America’s spies lied to federal judges to finagle permission to gather tens of thousands of emails and other communications for several years, according to a freshly declassified federal court opinion.
Judge John D. Bates lashed out against the National Security Agency’s tactics, saying they may have violated a criminal law against spying on Americans in the heavily redacted, 86-page Federal Intelligence Surveillance Court opinion.
“For the first time, the government has now advised the court that the volume and nature of the information it has been collecting is fundamentally different from what the court had been led to believe,” Bates wrote.
The opinion also says that in its “flawed depiction,” the NSA pretended to be after “big business records” of telephone calls.
It took a lawsuit for the secret court’s opinion to become public. The Electronic Frontier Foundation, a privacy group, waged a year of litigation at a time when public awareness of domestic spying has increased, thanks to the high-profile leak of former NSA/CIA computer specialist Edward Snowden.
EFF spokesman Dave Maass told TakePart on Thursday that the win was “epic” for the group, because at first they struggled to figure out how to even file suit with the secret court.

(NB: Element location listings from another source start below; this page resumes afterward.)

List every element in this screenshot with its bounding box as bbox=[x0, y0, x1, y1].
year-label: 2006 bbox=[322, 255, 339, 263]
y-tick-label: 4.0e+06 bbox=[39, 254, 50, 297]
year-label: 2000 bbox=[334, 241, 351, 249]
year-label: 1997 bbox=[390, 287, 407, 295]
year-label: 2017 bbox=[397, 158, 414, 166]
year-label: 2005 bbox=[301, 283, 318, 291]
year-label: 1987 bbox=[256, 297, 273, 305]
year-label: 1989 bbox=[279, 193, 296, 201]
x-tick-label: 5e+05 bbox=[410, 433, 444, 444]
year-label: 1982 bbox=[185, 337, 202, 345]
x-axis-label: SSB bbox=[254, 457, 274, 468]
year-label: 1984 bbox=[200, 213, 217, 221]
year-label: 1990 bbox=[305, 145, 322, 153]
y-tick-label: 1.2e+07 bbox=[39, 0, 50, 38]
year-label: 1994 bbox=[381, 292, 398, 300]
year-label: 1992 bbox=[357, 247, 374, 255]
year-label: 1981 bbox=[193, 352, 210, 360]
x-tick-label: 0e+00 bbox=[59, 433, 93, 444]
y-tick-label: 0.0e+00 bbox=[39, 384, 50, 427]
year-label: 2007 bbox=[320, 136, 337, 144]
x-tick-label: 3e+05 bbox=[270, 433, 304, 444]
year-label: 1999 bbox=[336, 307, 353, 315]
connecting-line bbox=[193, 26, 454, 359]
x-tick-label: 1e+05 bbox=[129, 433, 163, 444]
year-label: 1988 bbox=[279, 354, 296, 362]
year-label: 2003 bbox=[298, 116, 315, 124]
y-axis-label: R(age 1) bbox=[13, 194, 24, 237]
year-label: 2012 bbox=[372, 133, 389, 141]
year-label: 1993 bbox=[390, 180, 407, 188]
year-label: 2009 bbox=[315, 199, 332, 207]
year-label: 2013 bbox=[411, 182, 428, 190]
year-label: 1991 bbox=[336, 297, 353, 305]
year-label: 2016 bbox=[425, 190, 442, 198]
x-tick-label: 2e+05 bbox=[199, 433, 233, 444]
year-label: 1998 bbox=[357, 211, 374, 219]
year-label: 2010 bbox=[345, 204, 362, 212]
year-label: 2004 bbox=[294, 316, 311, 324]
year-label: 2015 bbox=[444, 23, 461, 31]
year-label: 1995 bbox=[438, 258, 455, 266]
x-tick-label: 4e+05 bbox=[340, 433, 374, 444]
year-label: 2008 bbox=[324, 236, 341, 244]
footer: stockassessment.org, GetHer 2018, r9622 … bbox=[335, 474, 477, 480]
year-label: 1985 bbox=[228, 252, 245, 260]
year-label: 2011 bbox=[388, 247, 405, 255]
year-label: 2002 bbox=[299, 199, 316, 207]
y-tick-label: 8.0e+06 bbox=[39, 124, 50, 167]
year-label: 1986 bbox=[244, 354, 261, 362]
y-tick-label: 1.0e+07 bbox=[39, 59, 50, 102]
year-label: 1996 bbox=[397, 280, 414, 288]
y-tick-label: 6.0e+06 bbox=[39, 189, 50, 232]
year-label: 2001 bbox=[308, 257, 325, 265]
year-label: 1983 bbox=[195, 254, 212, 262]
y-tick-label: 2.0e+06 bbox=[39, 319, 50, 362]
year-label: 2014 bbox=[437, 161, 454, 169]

Lawyers there believe the case is just the “tip of the iceberg,” and Snowden’s revelations brought a level of public interest to the case that helped push back the curtain of government secrecy.
The opinion found that much of the NSA’s collection is consistent with the Foreign Intelligence Surveillance Act and the Fourth Amendment, but some of it violated those standards. Intelligence officials say they decided in April 2012 to purge all the data that was deemed to be in violation.
Under a program code-named PRISM, which was exposed by Snowden, the NSA collects more than 250 million Internet communications a year, most of them from sites like Google, Yahoo! and AOL. Only about nine percent of those communications were deemed inappropriate by the federal court because they were “wholly domestic,” meaning they were between Americans. The law is authorized for monitoring a selection of foreign communications.
EFF Staff Attorney Mark Rumold called the release of the opinion “just one step in advancing a public debate on the scope and legality of the NSA’s domestic surveillance programs.”
Upon release, Director of National Intelligence James R. Clapper wrote a statement saying the declassification was “not done lightly” but came following direction from President Barack Obama to make public as much information as possible “about certain sensitive programs.”
Maass was critical of the claim that Obama’s mandate had much to do with the release.
“That’s kind of disingenuous. If these (Snowden) leaks hadn’t come out, we wouldn’t be having this discussion,” said Maass. “We’ve been yelling about this for years and we’d gotten nowhere before these leaked documents.”
Earlier this month, the chief judge of the secret court told The Washington Post that the court’s ability to oversee the government’s vast spying networks is limited-to-nonexistent because it relies on the government to self-report improper spying.